Stilles Gedenken für die Opfer des Terroranschlags auf dem Berliner Breitscheidplatz um 20.02 Uhr

Nach Angaben von Landrat Dr. Reinhard Kubat wird der Kreisausschuss der Opfer des Anschlags auf dem Weihnachtsmarkt am Berliner Breitscheidplatz in einer Schweigeminute gedenken. Der Terror traf damals Waldeck-Frankenbergs Partnerbezirk Charlottenburg-Wilmersdorf.

Waldeck. Heute vor einem Jahr, 16. Dezember 2016 starben 12 Menschen auf dem Weihnachtsmarkt am Berliner Breitscheidplatz, unweit der Kaiser-Wilhelm-Gedächtniskirche, bei einem Terroranschlag.

Damals fuhr der islamistische Attentäter Anis Amri mit einem gestohlenen Sattelzug zwischen die Marktbuden und in die Weihnachtsmarktbesucher. Zahlreiche weitere wurden verletzt. Der Breitscheidplatz liegt mitten in Waldeck-Frankenbergs Partnerbezirk Charlottenburg-Wilmersdorf. Landrat Dr. Reinhard Kubat hatte seinem Berliner Amtskollegen, Bezirksbürgermeister Reinhard Naumann, damals umgehend die Anteilnahme der Bürger Waldeck-Frankenbergs zum Ausdruck gebracht.

„Bereits im Juli 2016 waren bei einem Anschlag in Nizza eine Schülerin und ein Schüler sowie eine Lehrerin der Paula-Fürst-Schule in Charlottenburg-Willersdorf unter den Opfern“, so der Landrat. „Der Terror hat im vergangenen Jahr unseren Partnerbezirk unbarmherzig getroffen und ist damit auch uns ein Stück näher gerückt“. Auf dem Breitscheidplatz wird der Weihnachtsmarkt dieses Jahr am 19. Dezember geschlossen bleiben, dafür wird ein Mahnmal mit den Namen der Opfer enthüllt.

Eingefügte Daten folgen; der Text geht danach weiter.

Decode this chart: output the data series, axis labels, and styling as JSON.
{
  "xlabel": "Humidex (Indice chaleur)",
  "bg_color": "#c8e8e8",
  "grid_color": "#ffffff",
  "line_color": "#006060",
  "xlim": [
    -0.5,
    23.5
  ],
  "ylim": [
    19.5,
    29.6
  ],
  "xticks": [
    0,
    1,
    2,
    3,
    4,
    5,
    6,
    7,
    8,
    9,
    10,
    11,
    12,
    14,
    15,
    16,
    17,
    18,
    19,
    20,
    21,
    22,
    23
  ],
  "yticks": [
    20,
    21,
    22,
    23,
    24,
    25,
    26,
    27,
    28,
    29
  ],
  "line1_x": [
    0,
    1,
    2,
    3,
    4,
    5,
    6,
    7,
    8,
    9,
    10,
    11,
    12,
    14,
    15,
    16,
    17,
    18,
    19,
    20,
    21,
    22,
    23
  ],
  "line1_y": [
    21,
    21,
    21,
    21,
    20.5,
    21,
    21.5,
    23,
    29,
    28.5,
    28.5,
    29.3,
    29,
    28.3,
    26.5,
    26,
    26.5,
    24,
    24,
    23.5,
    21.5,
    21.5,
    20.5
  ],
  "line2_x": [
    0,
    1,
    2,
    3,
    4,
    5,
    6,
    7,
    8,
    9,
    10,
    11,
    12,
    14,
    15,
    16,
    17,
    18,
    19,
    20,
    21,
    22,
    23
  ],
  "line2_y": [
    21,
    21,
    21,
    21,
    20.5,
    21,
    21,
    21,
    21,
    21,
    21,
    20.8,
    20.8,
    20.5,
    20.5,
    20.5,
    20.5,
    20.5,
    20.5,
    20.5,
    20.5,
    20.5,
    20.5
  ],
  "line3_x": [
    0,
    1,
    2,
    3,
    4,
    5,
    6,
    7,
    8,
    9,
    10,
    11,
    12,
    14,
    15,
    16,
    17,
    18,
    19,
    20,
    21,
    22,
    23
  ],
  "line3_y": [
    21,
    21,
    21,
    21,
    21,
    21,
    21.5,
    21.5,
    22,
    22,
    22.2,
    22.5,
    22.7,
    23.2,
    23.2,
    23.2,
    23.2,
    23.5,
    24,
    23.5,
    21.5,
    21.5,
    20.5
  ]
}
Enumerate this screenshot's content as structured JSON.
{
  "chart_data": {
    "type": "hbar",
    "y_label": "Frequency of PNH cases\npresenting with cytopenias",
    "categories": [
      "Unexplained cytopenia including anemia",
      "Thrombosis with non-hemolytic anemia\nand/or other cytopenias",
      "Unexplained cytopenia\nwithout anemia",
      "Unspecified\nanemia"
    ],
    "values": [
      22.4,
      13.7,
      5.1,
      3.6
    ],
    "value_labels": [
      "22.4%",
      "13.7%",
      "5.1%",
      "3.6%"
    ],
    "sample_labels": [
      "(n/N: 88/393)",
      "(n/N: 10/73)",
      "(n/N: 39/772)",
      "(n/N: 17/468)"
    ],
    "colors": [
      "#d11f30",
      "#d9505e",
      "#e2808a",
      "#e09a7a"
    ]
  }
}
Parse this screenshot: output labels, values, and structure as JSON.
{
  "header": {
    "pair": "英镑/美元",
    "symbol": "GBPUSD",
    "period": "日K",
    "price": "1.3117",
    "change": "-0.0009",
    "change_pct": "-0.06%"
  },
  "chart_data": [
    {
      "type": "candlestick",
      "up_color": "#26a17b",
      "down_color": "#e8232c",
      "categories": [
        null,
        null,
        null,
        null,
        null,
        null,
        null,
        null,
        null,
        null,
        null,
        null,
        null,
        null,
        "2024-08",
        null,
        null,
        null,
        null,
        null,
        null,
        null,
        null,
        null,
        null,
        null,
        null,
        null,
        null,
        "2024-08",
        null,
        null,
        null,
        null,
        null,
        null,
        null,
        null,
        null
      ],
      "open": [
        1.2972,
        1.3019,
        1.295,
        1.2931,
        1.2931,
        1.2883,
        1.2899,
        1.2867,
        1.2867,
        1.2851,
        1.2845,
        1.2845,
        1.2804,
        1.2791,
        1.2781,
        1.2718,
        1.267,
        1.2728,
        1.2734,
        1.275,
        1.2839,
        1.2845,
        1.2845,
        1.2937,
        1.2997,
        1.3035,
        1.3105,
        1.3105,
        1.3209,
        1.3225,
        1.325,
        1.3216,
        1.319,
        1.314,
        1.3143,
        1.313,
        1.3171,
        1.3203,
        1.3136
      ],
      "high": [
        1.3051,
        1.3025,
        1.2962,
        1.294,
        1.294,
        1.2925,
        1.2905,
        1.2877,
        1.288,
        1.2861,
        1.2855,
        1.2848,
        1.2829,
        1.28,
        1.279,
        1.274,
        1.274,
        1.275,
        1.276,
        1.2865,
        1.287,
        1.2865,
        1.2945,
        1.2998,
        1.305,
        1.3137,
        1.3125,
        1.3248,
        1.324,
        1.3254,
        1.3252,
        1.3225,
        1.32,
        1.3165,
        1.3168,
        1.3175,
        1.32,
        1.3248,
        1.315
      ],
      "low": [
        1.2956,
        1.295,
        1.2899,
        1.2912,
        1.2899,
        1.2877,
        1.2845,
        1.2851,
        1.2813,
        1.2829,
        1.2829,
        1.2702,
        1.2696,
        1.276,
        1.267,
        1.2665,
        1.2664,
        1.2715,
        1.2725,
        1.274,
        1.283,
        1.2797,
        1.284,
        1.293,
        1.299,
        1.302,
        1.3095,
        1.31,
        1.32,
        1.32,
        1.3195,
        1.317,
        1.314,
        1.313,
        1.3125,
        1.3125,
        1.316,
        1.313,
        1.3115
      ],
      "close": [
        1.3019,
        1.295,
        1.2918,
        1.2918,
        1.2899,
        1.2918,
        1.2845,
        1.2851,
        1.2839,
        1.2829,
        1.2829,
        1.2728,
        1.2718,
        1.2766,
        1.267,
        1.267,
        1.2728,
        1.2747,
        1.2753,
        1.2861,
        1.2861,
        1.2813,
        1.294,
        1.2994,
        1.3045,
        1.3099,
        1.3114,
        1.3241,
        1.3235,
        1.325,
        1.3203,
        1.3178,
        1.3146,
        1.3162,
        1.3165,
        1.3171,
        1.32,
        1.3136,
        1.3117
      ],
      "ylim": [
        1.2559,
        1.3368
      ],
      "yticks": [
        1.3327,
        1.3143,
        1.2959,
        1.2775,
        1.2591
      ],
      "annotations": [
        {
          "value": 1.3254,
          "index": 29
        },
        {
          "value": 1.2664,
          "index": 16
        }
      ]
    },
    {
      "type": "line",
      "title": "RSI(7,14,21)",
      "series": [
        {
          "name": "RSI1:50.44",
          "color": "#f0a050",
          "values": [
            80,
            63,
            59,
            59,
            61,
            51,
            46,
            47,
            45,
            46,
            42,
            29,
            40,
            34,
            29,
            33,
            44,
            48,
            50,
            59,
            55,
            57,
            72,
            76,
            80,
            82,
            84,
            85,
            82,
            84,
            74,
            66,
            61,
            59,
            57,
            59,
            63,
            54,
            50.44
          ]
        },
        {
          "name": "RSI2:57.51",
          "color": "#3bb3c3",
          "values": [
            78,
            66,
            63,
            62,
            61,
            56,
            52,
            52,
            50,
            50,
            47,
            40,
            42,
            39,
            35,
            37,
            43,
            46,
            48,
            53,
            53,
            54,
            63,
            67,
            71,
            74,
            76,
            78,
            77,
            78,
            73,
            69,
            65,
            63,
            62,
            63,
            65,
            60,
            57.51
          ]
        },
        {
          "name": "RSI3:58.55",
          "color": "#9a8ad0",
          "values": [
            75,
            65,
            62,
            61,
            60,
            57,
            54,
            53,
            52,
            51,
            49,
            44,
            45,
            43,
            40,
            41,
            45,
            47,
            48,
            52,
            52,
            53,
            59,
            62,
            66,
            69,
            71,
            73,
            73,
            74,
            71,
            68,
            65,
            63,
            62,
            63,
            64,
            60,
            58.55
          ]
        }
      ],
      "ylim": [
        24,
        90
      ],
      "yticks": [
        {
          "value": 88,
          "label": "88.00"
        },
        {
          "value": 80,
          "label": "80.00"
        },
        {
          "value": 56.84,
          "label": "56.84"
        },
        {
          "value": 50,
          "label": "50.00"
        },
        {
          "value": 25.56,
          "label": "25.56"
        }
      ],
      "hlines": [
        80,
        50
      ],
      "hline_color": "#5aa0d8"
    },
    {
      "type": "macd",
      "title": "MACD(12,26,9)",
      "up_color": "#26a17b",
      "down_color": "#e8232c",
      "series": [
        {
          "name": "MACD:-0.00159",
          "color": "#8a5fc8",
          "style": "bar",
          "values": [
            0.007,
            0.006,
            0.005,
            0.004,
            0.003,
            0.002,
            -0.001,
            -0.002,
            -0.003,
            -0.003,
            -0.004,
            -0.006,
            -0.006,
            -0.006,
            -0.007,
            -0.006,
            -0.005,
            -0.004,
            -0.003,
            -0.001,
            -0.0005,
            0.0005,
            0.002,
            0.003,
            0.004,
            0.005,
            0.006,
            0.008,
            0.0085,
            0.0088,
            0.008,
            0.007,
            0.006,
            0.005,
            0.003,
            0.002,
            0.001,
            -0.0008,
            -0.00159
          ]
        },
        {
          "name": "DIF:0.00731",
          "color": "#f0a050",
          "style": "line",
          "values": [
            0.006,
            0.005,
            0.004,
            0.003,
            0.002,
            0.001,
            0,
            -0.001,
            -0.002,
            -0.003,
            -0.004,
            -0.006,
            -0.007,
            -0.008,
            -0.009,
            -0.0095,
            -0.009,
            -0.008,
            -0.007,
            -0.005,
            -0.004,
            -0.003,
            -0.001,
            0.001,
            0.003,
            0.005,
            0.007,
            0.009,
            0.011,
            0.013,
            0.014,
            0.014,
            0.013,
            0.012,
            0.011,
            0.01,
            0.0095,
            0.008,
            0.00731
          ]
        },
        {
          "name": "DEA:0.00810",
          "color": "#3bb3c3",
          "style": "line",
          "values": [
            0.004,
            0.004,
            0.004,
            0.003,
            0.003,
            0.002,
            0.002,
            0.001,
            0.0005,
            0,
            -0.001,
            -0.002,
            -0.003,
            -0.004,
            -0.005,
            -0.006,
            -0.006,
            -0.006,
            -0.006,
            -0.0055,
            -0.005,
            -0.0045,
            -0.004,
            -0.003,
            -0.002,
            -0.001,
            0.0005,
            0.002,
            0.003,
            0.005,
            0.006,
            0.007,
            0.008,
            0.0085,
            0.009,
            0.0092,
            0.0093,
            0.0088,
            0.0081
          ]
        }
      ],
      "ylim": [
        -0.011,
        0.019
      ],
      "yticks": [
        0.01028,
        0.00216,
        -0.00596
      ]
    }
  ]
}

Um 20.02 Uhr, dem genauen Zeitpunkt des Anschlags, wird es 10 Minuten des Innehaltens und Gedenkens geben, während die Glocken an der Kaiser-Wilhelm-Gedächtniskirche und an benachbarten Kirchen läuten.

In seiner letzten Sitzung in diesem Jahr, die am 19. Dezember in Nieder-Werbe stattfindet, wird nach Angaben von Landrat Dr. Reinhard Kubat der Kreisausschuss der Opfer des Anschlags in einer Schweigeminute gedenken. Der Landrat ruft auch alle Menschen in Waldeck-Frankenberg zu einem stillen Gedenken am 19. Dezember um 20.02 Uhr auf. „Damit können wir unsere Verbundenheit mit den Partnern in Charlottenburg-Wilmersdorf zum Ausdruck bringen und ein sichtbares Zeichen gegen Terror und Gewalt setzen“.